The predictive performance of the prognostic model was evaluated among the 339 STAD patients with varied clinical features in the TCGA dataset. The results of subgroup survival analyses revealed that the 6-gene signature could effectively discriminate high-risk and low-risk patients among the elder, both sexes, all stage, intestinal, and microsatellite instability-high (MSI-H) subgroups, which expanded its potential application (Supplementary Figure S3A). Univariate and multivariate Cox regression analyses were further performed to evaluate the clinical independence of the identified signature. It was proved that the calculated risk score could independently predict the PFS of STAD patients without the interference of other clinical parameters in the TCGA dataset (Supplementary Figure S3B).
- Comparison with previous prognostic models.

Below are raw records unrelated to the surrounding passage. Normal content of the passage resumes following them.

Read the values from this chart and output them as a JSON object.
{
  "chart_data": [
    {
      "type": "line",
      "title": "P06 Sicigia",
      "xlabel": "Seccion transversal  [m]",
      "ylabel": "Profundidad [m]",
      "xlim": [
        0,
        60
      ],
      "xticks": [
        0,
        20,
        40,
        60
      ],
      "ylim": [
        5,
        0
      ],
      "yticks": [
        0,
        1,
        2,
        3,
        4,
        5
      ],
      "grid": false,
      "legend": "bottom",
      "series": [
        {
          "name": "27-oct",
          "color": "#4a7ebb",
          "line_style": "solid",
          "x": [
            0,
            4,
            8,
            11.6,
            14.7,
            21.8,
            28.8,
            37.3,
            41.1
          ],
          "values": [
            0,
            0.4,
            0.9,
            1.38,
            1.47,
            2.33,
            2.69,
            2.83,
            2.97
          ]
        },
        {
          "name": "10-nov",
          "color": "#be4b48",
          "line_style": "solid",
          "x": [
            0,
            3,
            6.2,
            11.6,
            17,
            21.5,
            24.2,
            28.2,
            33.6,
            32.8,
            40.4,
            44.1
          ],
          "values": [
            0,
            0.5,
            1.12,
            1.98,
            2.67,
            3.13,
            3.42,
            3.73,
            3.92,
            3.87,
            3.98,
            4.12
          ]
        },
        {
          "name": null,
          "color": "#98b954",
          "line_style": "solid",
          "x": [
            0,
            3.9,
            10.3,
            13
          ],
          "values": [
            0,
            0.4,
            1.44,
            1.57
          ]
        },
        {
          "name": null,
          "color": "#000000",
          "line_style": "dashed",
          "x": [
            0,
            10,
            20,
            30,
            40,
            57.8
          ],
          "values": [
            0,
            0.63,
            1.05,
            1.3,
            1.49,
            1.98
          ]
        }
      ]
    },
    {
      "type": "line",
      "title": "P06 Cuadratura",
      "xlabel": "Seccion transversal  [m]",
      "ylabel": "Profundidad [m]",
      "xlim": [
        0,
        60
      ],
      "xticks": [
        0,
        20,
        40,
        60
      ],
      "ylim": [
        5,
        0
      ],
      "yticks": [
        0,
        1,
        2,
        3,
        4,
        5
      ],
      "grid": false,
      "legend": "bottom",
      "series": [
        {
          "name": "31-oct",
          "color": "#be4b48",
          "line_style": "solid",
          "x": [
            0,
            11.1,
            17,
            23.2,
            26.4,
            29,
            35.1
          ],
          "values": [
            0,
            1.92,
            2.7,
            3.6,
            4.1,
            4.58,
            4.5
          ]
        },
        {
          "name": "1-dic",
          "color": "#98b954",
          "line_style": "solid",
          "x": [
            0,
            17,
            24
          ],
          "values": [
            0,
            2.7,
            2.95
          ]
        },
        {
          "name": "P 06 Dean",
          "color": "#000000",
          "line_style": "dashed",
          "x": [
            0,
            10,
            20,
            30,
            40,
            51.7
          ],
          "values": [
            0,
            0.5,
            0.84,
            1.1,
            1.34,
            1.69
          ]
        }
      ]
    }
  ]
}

Previous studies had identified several prognostic models for survival prediction of STAD patients. The predictive performance of the present 6-gene signature was further compared with three previous models (a 5-gene signature proposed by Wang et al. [26], a 6-gene signature proposed by Cho et al. [27], and a 10 immune-related gene signature proposed by Yang et al. [28]. For normalization, gene expression levels in each model was uniformly extracted from the original matrix of the TCGA-STAD dataset. The risk score of each STAD patient was calculated accordingly based on the corresponding coefficients provided by each model. Patients were divided into high-and low-risk groups separately according to the median value of normalized risk score for each signature. The comparative plots of Kaplan-Meier survival curve and ROC curves were shown in Figure 8A-C. Restricted mean survival time (RMST) was applied to calculated and compared the C-index of all signatures. The AUCs of the present 6-EMRG model were relatively higher and more stable than the other signatures, and the C-index was the highest among the four models (Figure 8D). DCA curves further demonstrated that the 6-gene signature had better clinical utility than the other models in the survival prediction of STAD patients (Figure 8E).

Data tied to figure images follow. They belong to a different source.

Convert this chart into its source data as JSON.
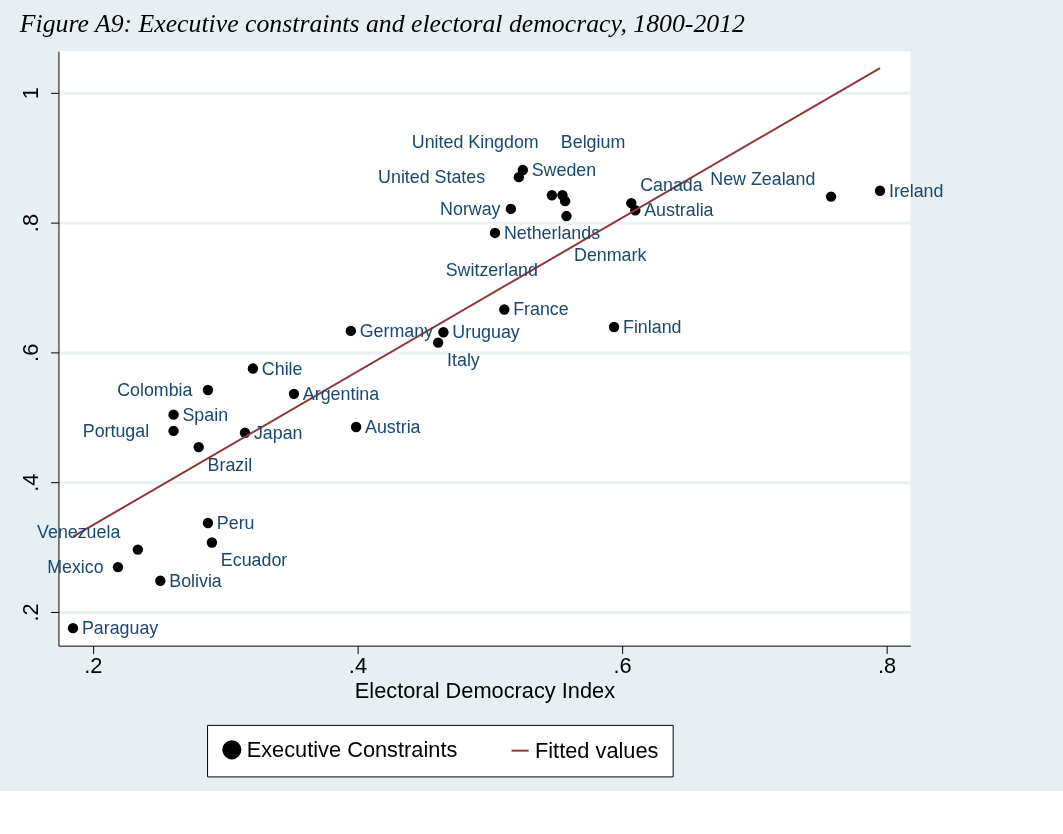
{
  "chart_data": {
    "type": "scatter",
    "title": "Figure A9: Executive constraints and electoral democracy, 1800-2012",
    "xlabel": "Electoral Democracy Index",
    "xlim": [
      0.174,
      0.818
    ],
    "ylim": [
      0.148,
      1.064
    ],
    "xticks": [
      {
        "value": 0.2,
        "label": ".2"
      },
      {
        "value": 0.4,
        "label": ".4"
      },
      {
        "value": 0.6,
        "label": ".6"
      },
      {
        "value": 0.8,
        "label": ".8"
      }
    ],
    "yticks": [
      {
        "value": 0.2,
        "label": ".2"
      },
      {
        "value": 0.4,
        "label": ".4"
      },
      {
        "value": 0.6,
        "label": ".6"
      },
      {
        "value": 0.8,
        "label": ".8"
      },
      {
        "value": 1,
        "label": "1"
      }
    ],
    "grid": "y",
    "legend": "bottom",
    "series": [
      {
        "name": "Executive Constraints",
        "marker": "circle",
        "color": "#000000",
        "x": [
          0.185,
          0.219,
          0.234,
          0.251,
          0.287,
          0.29,
          0.261,
          0.261,
          0.28,
          0.315,
          0.287,
          0.321,
          0.352,
          0.399,
          0.395,
          0.461,
          0.465,
          0.511,
          0.594,
          0.504,
          0.516,
          0.522,
          0.525,
          0.547,
          0.555,
          0.557,
          0.558,
          0.607,
          0.61,
          0.758,
          0.795
        ],
        "values": [
          0.175,
          0.269,
          0.296,
          0.248,
          0.337,
          0.307,
          0.504,
          0.479,
          0.454,
          0.476,
          0.542,
          0.575,
          0.536,
          0.485,
          0.633,
          0.615,
          0.631,
          0.666,
          0.639,
          0.784,
          0.821,
          0.87,
          0.881,
          0.842,
          0.842,
          0.833,
          0.81,
          0.83,
          0.819,
          0.84,
          0.849
        ]
      },
      {
        "name": "Fitted values",
        "type": "line",
        "marker": "none",
        "line_style": "solid",
        "color": "#90353b",
        "x": [
          0.185,
          0.795
        ],
        "values": [
          0.316,
          1.038
        ]
      }
    ],
    "annotations": [
      {
        "text": "Paraguay",
        "x": 0.185,
        "y": 0.175
      },
      {
        "text": "Mexico",
        "x": 0.219,
        "y": 0.269
      },
      {
        "text": "Venezuela",
        "x": 0.234,
        "y": 0.296
      },
      {
        "text": "Bolivia",
        "x": 0.251,
        "y": 0.248
      },
      {
        "text": "Peru",
        "x": 0.287,
        "y": 0.337
      },
      {
        "text": "Ecuador",
        "x": 0.29,
        "y": 0.307
      },
      {
        "text": "Spain",
        "x": 0.261,
        "y": 0.504
      },
      {
        "text": "Portugal",
        "x": 0.261,
        "y": 0.479
      },
      {
        "text": "Brazil",
        "x": 0.28,
        "y": 0.454
      },
      {
        "text": "Japan",
        "x": 0.315,
        "y": 0.476
      },
      {
        "text": "Colombia",
        "x": 0.287,
        "y": 0.542
      },
      {
        "text": "Chile",
        "x": 0.321,
        "y": 0.575
      },
      {
        "text": "Argentina",
        "x": 0.352,
        "y": 0.536
      },
      {
        "text": "Austria",
        "x": 0.399,
        "y": 0.485
      },
      {
        "text": "Germany",
        "x": 0.395,
        "y": 0.633
      },
      {
        "text": "Italy",
        "x": 0.461,
        "y": 0.615
      },
      {
        "text": "Uruguay",
        "x": 0.465,
        "y": 0.631
      },
      {
        "text": "France",
        "x": 0.511,
        "y": 0.666
      },
      {
        "text": "Finland",
        "x": 0.594,
        "y": 0.639
      },
      {
        "text": "Netherlands",
        "x": 0.504,
        "y": 0.784
      },
      {
        "text": "Norway",
        "x": 0.516,
        "y": 0.821
      },
      {
        "text": "United States",
        "x": 0.522,
        "y": 0.87
      },
      {
        "text": "Sweden",
        "x": 0.525,
        "y": 0.881
      },
      {
        "text": "Belgium",
        "x": 0.547,
        "y": 0.842
      },
      {
        "text": "United Kingdom",
        "x": 0.555,
        "y": 0.842
      },
      {
        "text": "Denmark",
        "x": 0.557,
        "y": 0.833
      },
      {
        "text": "Switzerland",
        "x": 0.558,
        "y": 0.81
      },
      {
        "text": "Canada",
        "x": 0.607,
        "y": 0.83
      },
      {
        "text": "Australia",
        "x": 0.61,
        "y": 0.819
      },
      {
        "text": "New Zealand",
        "x": 0.758,
        "y": 0.84
      },
      {
        "text": "Ireland",
        "x": 0.795,
        "y": 0.849
      }
    ]
  }
}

- GSEA analysis of enriched pathway based on risk score
ssGSEA was performed to determine the potential related pathways according to patients’ prognostic risk in the entire TCGA dataset, and pathways with FDR < 0.05 were derived. By divided samples into high-risk group and low-risk group based on whether the Riskscore is greater than 0, and analyzed the enriched pathway in both groups by using GSEA, we found that 10 pathways were significantly enriched in the high-risk group, such as ECM receptor interaction、hedgehog signaling pathway, and etc.; whilst only citrate cycle TCA cycle was significantly enriched in the low-risk group (P < 0.05; Supplementary Figure S4). Thus, the 6-gene signature may involve in the development and progression of STAD by participating these pathways.